Women innovators are shunned

Today Facebook was full of posts about women innovators, this wave of FB posts telling stories about women innovators started after MEP Korwin-Mikke in the EU parliament  stated that

Of course women must earn less than men because they are weaker, they are smaller, they are less intelligent.

They must earn less, that’s all.

On my Facebook feed today I learned about Hedy Lamarr who designed radio systems and redesigned traffic lights and Carmen Hijosa who has invented a leather alternative and about many more women with great ideas. But women innovators have received very little attention before now and are still being shunned in public and by men who have the means to support innovators.

To me this wave of attention to women innovators is very interesting because I have my own experience of trying to get the attention of men who have the power to choose which innovations that should be promoted and supported. Every one of the people I have been in contact with, both in Sweden and in Finland, in connection with my innovation The Solar Shade have been men. I have often wondered if I would have had more luck if I had sent my 30 year old son to represent my idea, which he also helped me develop into a prototype.  My last encounter was with a young man at the Finnish Centre for Economic Development, Transport and the Environment where an innovator can get all kinds of support IF THEY (the men there) find your idea interesting. He did not find it interesting enough.

This leaves me bewildered because everyone I have showen the shade to find it very interesting and useful. It can of course be further developed but I think no one can say it is a bad idea not worth developing. This I think also is proven by the number of similar products which have emerged since 2013 when I started working on my idea.

It is hard for anyone to promote a new idea or innovation. Yet it seems as though women innovators are having even more problems then men. According to the Thinkability blog if there is a competition (for business ideas and innovation) with over say 1000 applicants there are often ten people short-listed and out of them often maybe one is a woman.

Why is it then that ideas presented by women are not chosen?  I am sure there are many reasons for this and one obvious one is that fewer women are competing, which of course is a problem in itself,  and another are the usual discrimination tactics often still used against women.

I also think we all, at least in the western part of the world, have been taught and brainwashed that the great innovators and scientists throughout history and also today are men. When you close you eyes and think about an “innovator” what kind of person do you see? I am quite sure you do not see a 55 year old women :) but rather a male person, like Einstein.

But of course we can change this by being active and not shy to show are innovation! Here is mine:

Solarshade – Chapter 1 from Ylva on Vimeo.

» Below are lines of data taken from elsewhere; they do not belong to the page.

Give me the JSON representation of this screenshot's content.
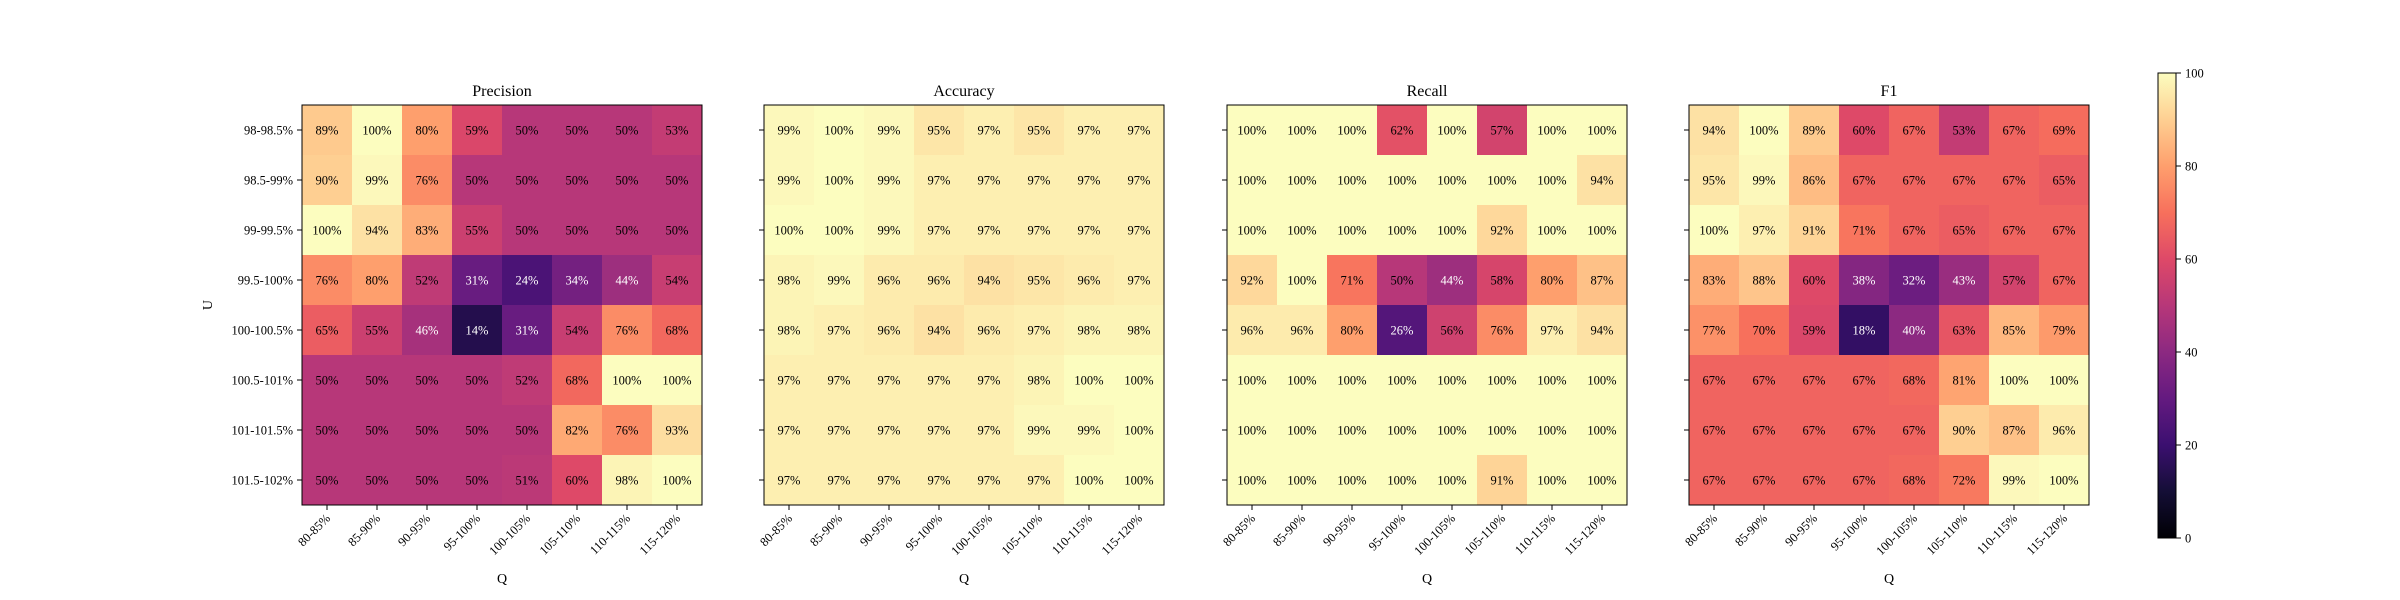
{
  "chart_data": {
    "type": "heatmap",
    "panels": [
      {
        "title": "Precision",
        "values": [
          [
            89,
            100,
            80,
            59,
            50,
            50,
            50,
            53
          ],
          [
            90,
            99,
            76,
            50,
            50,
            50,
            50,
            50
          ],
          [
            100,
            94,
            83,
            55,
            50,
            50,
            50,
            50
          ],
          [
            76,
            80,
            52,
            31,
            24,
            34,
            44,
            54
          ],
          [
            65,
            55,
            46,
            14,
            31,
            54,
            76,
            68
          ],
          [
            50,
            50,
            50,
            50,
            52,
            68,
            100,
            100
          ],
          [
            50,
            50,
            50,
            50,
            50,
            82,
            76,
            93
          ],
          [
            50,
            50,
            50,
            50,
            51,
            60,
            98,
            100
          ]
        ]
      },
      {
        "title": "Accuracy",
        "values": [
          [
            99,
            100,
            99,
            95,
            97,
            95,
            97,
            97
          ],
          [
            99,
            100,
            99,
            97,
            97,
            97,
            97,
            97
          ],
          [
            100,
            100,
            99,
            97,
            97,
            97,
            97,
            97
          ],
          [
            98,
            99,
            96,
            96,
            94,
            95,
            96,
            97
          ],
          [
            98,
            97,
            96,
            94,
            96,
            97,
            98,
            98
          ],
          [
            97,
            97,
            97,
            97,
            97,
            98,
            100,
            100
          ],
          [
            97,
            97,
            97,
            97,
            97,
            99,
            99,
            100
          ],
          [
            97,
            97,
            97,
            97,
            97,
            97,
            100,
            100
          ]
        ]
      },
      {
        "title": "Recall",
        "values": [
          [
            100,
            100,
            100,
            62,
            100,
            57,
            100,
            100
          ],
          [
            100,
            100,
            100,
            100,
            100,
            100,
            100,
            94
          ],
          [
            100,
            100,
            100,
            100,
            100,
            92,
            100,
            100
          ],
          [
            92,
            100,
            71,
            50,
            44,
            58,
            80,
            87
          ],
          [
            96,
            96,
            80,
            26,
            56,
            76,
            97,
            94
          ],
          [
            100,
            100,
            100,
            100,
            100,
            100,
            100,
            100
          ],
          [
            100,
            100,
            100,
            100,
            100,
            100,
            100,
            100
          ],
          [
            100,
            100,
            100,
            100,
            100,
            91,
            100,
            100
          ]
        ]
      },
      {
        "title": "F1",
        "values": [
          [
            94,
            100,
            89,
            60,
            67,
            53,
            67,
            69
          ],
          [
            95,
            99,
            86,
            67,
            67,
            67,
            67,
            65
          ],
          [
            100,
            97,
            91,
            71,
            67,
            65,
            67,
            67
          ],
          [
            83,
            88,
            60,
            38,
            32,
            43,
            57,
            67
          ],
          [
            77,
            70,
            59,
            18,
            40,
            63,
            85,
            79
          ],
          [
            67,
            67,
            67,
            67,
            68,
            81,
            100,
            100
          ],
          [
            67,
            67,
            67,
            67,
            67,
            90,
            87,
            96
          ],
          [
            67,
            67,
            67,
            67,
            68,
            72,
            99,
            100
          ]
        ]
      }
    ],
    "row_labels": [
      "98-98.5%",
      "98.5-99%",
      "99-99.5%",
      "99.5-100%",
      "100-100.5%",
      "100.5-101%",
      "101-101.5%",
      "101.5-102%"
    ],
    "col_labels": [
      "80-85%",
      "85-90%",
      "90-95%",
      "95-100%",
      "100-105%",
      "105-110%",
      "110-115%",
      "115-120%"
    ],
    "xlabel": "Q",
    "ylabel": "U",
    "value_suffix": "%",
    "colormap": "magma",
    "colorbar": {
      "range": [
        0,
        100
      ],
      "ticks": [
        0,
        20,
        40,
        60,
        80,
        100
      ]
    }
  }
}
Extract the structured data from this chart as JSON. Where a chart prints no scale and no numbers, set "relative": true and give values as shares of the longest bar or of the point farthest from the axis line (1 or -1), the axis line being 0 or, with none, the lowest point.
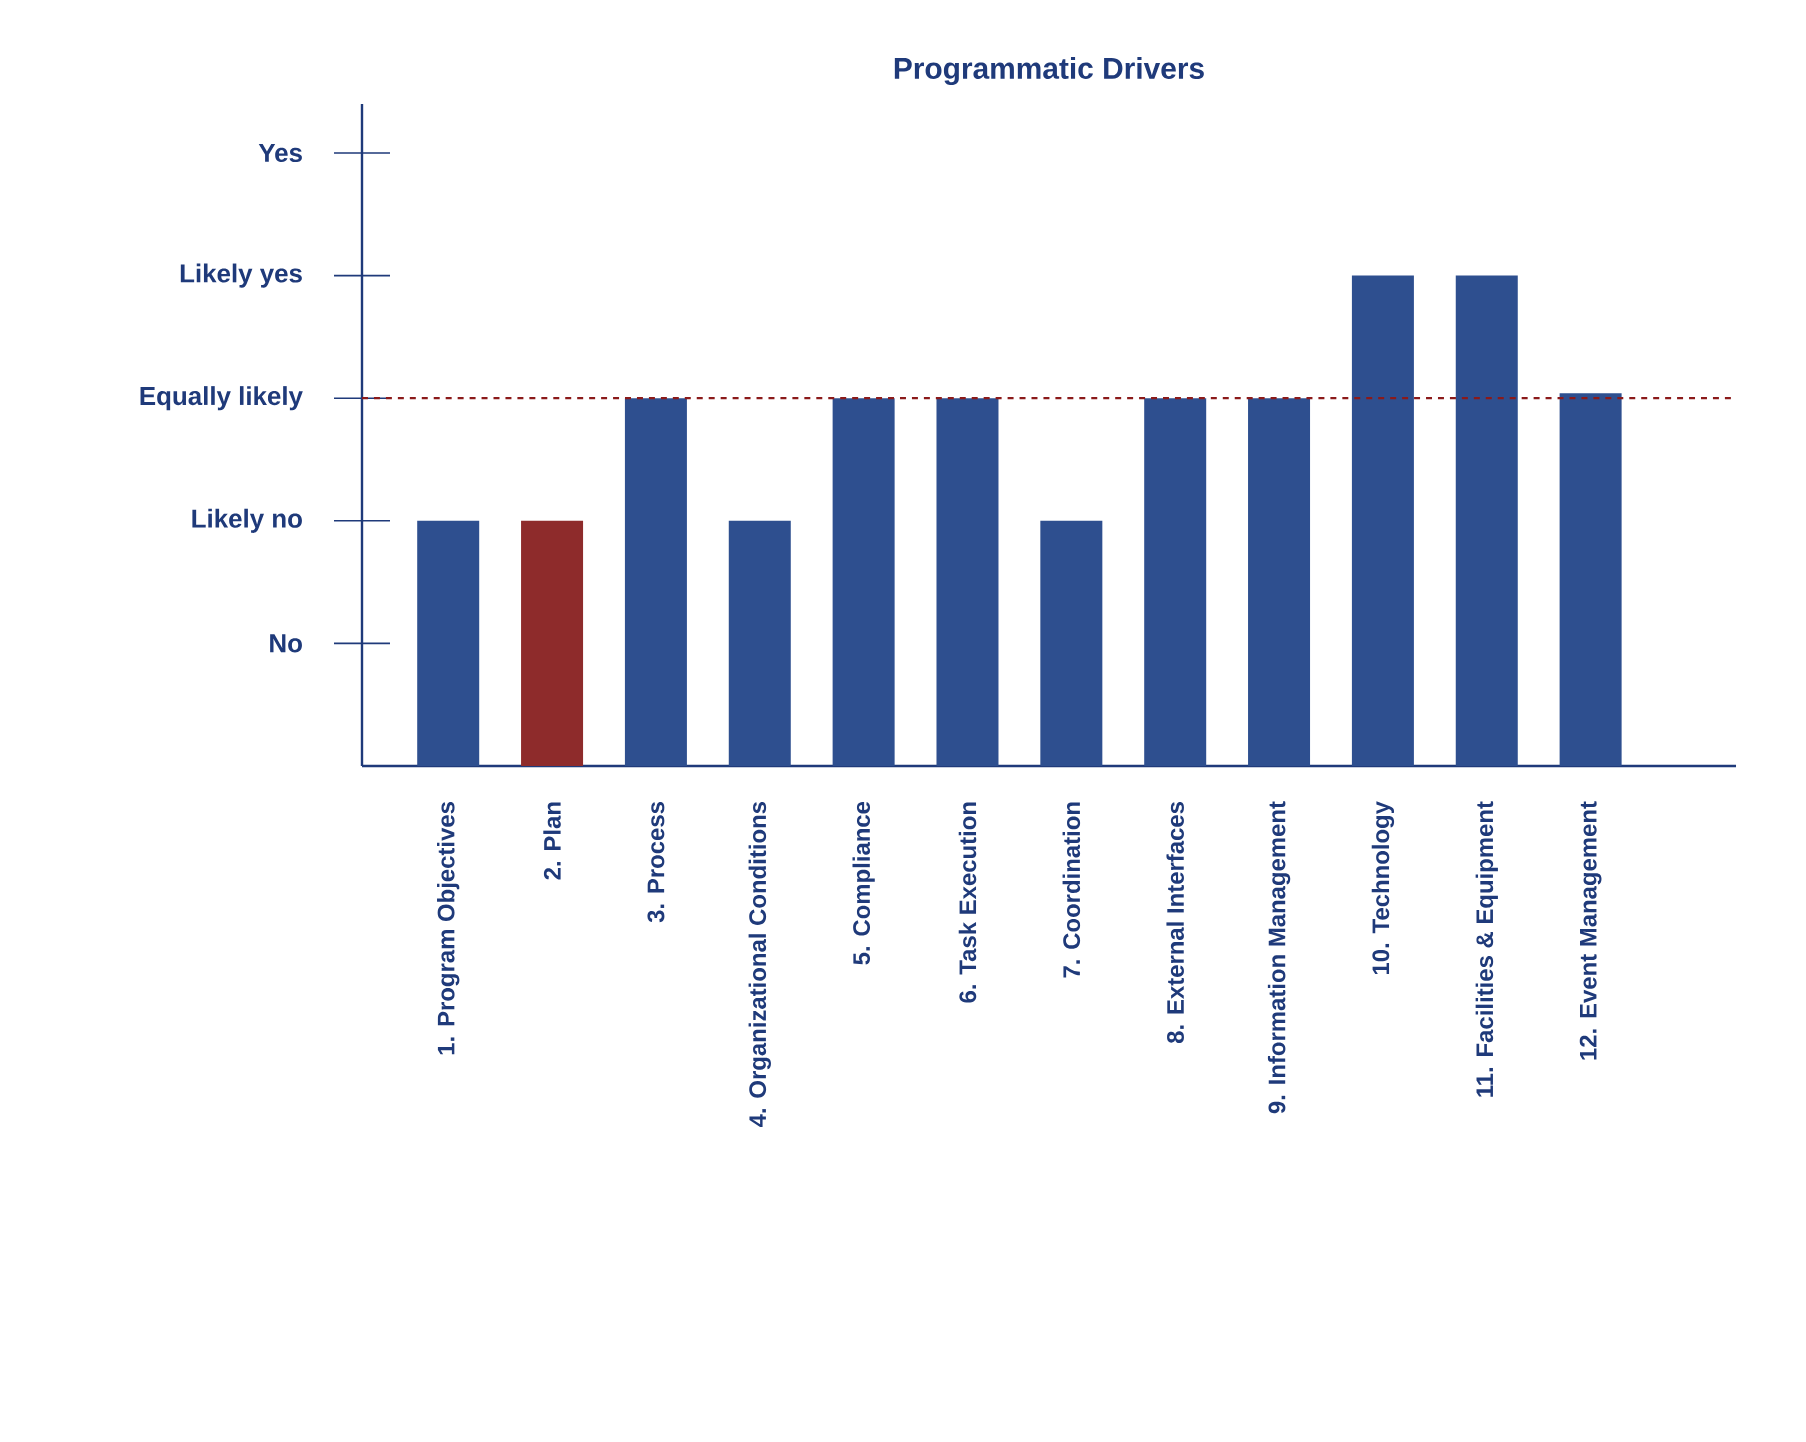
{
  "chart_data": {
    "type": "bar",
    "title": "Programmatic Drivers",
    "relative": true,
    "categories": [
      "1. Program Objectives",
      "2. Plan",
      "3. Process",
      "4. Organizational Conditions",
      "5. Compliance",
      "6. Task Execution",
      "7. Coordination",
      "8. External Interfaces",
      "9. Information Management",
      "10. Technology",
      "11. Facilities & Equipment",
      "12. Event Management"
    ],
    "values": [
      0.5,
      0.5,
      0.75,
      0.5,
      0.75,
      0.75,
      0.5,
      0.75,
      0.75,
      1,
      1,
      0.76
    ],
    "colors": [
      "#2e4f8f",
      "#8e2b2b",
      "#2e4f8f",
      "#2e4f8f",
      "#2e4f8f",
      "#2e4f8f",
      "#2e4f8f",
      "#2e4f8f",
      "#2e4f8f",
      "#2e4f8f",
      "#2e4f8f",
      "#2e4f8f"
    ],
    "annotations": [
      "No",
      "Likely no",
      "Equally likely",
      "Likely yes",
      "Yes"
    ],
    "ref_lines": [
      {
        "axis": "y",
        "value": 0.75,
        "color": "#8b1a1a",
        "line_style": "dashed"
      }
    ],
    "grid": false
  }
}
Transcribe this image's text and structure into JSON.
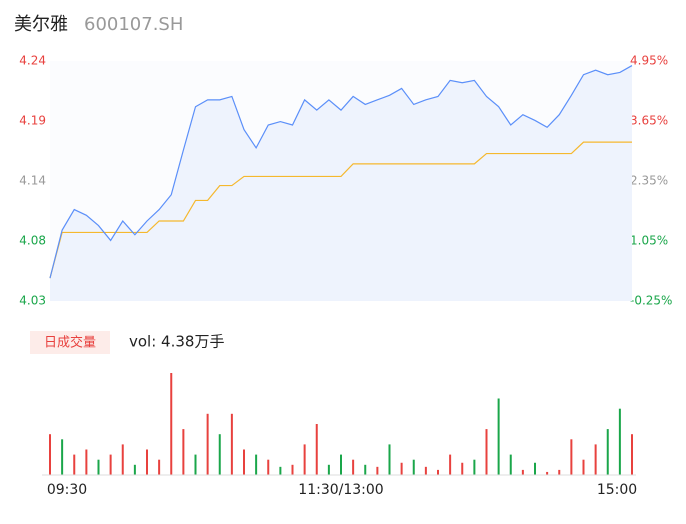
{
  "header": {
    "name": "美尔雅",
    "code": "600107.SH"
  },
  "badge": "日成交量",
  "volume_label": "vol: 4.38万手",
  "chart_data": {
    "type": "line",
    "x": [
      0,
      5,
      10,
      15,
      20,
      25,
      30,
      35,
      40,
      45,
      50,
      55,
      60,
      65,
      70,
      75,
      80,
      85,
      90,
      95,
      100,
      105,
      110,
      115,
      120,
      125,
      130,
      135,
      140,
      145,
      150,
      155,
      160,
      165,
      170,
      175,
      180,
      185,
      190,
      195,
      200,
      205,
      210,
      215,
      220,
      225,
      230,
      235,
      240
    ],
    "xlim": [
      0,
      240
    ],
    "xticks": [
      {
        "value": 0,
        "label": "09:30"
      },
      {
        "value": 120,
        "label": "11:30/13:00"
      },
      {
        "value": 240,
        "label": "15:00"
      }
    ],
    "ylim": [
      4.03,
      4.24
    ],
    "yticks": [
      4.03,
      {
        "value": 4.0825,
        "label": "4.08"
      },
      {
        "value": 4.135,
        "label": "4.14"
      },
      {
        "value": 4.1875,
        "label": "4.19"
      },
      4.24
    ],
    "ytick_colors": [
      "#1aa64a",
      "#1aa64a",
      "#999999",
      "#e8413e",
      "#e8413e"
    ],
    "y2lim": [
      -0.25,
      4.95
    ],
    "y2ticks": [
      {
        "value": -0.25,
        "label": "-0.25%"
      },
      {
        "value": 1.05,
        "label": "1.05%"
      },
      {
        "value": 2.35,
        "label": "2.35%"
      },
      {
        "value": 3.65,
        "label": "3.65%"
      },
      {
        "value": 4.95,
        "label": "4.95%"
      }
    ],
    "y2tick_colors": [
      "#1aa64a",
      "#1aa64a",
      "#999999",
      "#e8413e",
      "#e8413e"
    ],
    "series": [
      {
        "name": "price",
        "color": "#5b8ff9",
        "values": [
          4.05,
          4.092,
          4.11,
          4.105,
          4.096,
          4.083,
          4.1,
          4.088,
          4.1,
          4.11,
          4.123,
          4.162,
          4.2,
          4.206,
          4.206,
          4.209,
          4.18,
          4.164,
          4.184,
          4.187,
          4.184,
          4.206,
          4.197,
          4.206,
          4.197,
          4.209,
          4.202,
          4.206,
          4.21,
          4.216,
          4.202,
          4.206,
          4.209,
          4.223,
          4.221,
          4.223,
          4.209,
          4.2,
          4.184,
          4.193,
          4.188,
          4.182,
          4.193,
          4.21,
          4.228,
          4.232,
          4.228,
          4.23,
          4.236
        ]
      },
      {
        "name": "average",
        "color": "#f5b82e",
        "values": [
          4.05,
          4.09,
          4.09,
          4.09,
          4.09,
          4.09,
          4.09,
          4.09,
          4.09,
          4.1,
          4.1,
          4.1,
          4.118,
          4.118,
          4.131,
          4.131,
          4.139,
          4.139,
          4.139,
          4.139,
          4.139,
          4.139,
          4.139,
          4.139,
          4.139,
          4.15,
          4.15,
          4.15,
          4.15,
          4.15,
          4.15,
          4.15,
          4.15,
          4.15,
          4.15,
          4.15,
          4.159,
          4.159,
          4.159,
          4.159,
          4.159,
          4.159,
          4.159,
          4.159,
          4.169,
          4.169,
          4.169,
          4.169,
          4.169
        ]
      }
    ],
    "volume": {
      "ylim": [
        0,
        100
      ],
      "series": [
        {
          "name": "up",
          "color": "#e8413e",
          "values": [
            40,
            null,
            20,
            25,
            null,
            20,
            30,
            null,
            25,
            15,
            100,
            45,
            null,
            60,
            null,
            60,
            25,
            null,
            15,
            null,
            10,
            30,
            50,
            null,
            null,
            15,
            null,
            8,
            null,
            12,
            null,
            8,
            5,
            20,
            12,
            null,
            45,
            null,
            null,
            5,
            null,
            3,
            5,
            35,
            15,
            30,
            null,
            null,
            40
          ]
        },
        {
          "name": "down",
          "color": "#1aa64a",
          "values": [
            null,
            35,
            null,
            null,
            15,
            null,
            null,
            10,
            null,
            null,
            null,
            null,
            20,
            null,
            40,
            null,
            null,
            20,
            null,
            8,
            null,
            null,
            null,
            10,
            20,
            null,
            10,
            null,
            30,
            null,
            15,
            null,
            null,
            null,
            null,
            15,
            null,
            75,
            20,
            null,
            12,
            null,
            null,
            null,
            null,
            null,
            45,
            65,
            null
          ]
        }
      ]
    }
  }
}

Within the visual arts gender inequality is also staggering. According to the latest numbers from the National Museum of Women in the Arts, 51 percent of artists are women, yet only five percent of the art displayed in museums is made by female artists. Though women earn more than half of the MFAs granted in the U.S., only 1/3 of gallery representation is allotted to female artists. You can read a longer discussion on this subject on the thinkability blog.

As of 2015, Nobel Prizes have been awarded to 822 men and  48 women!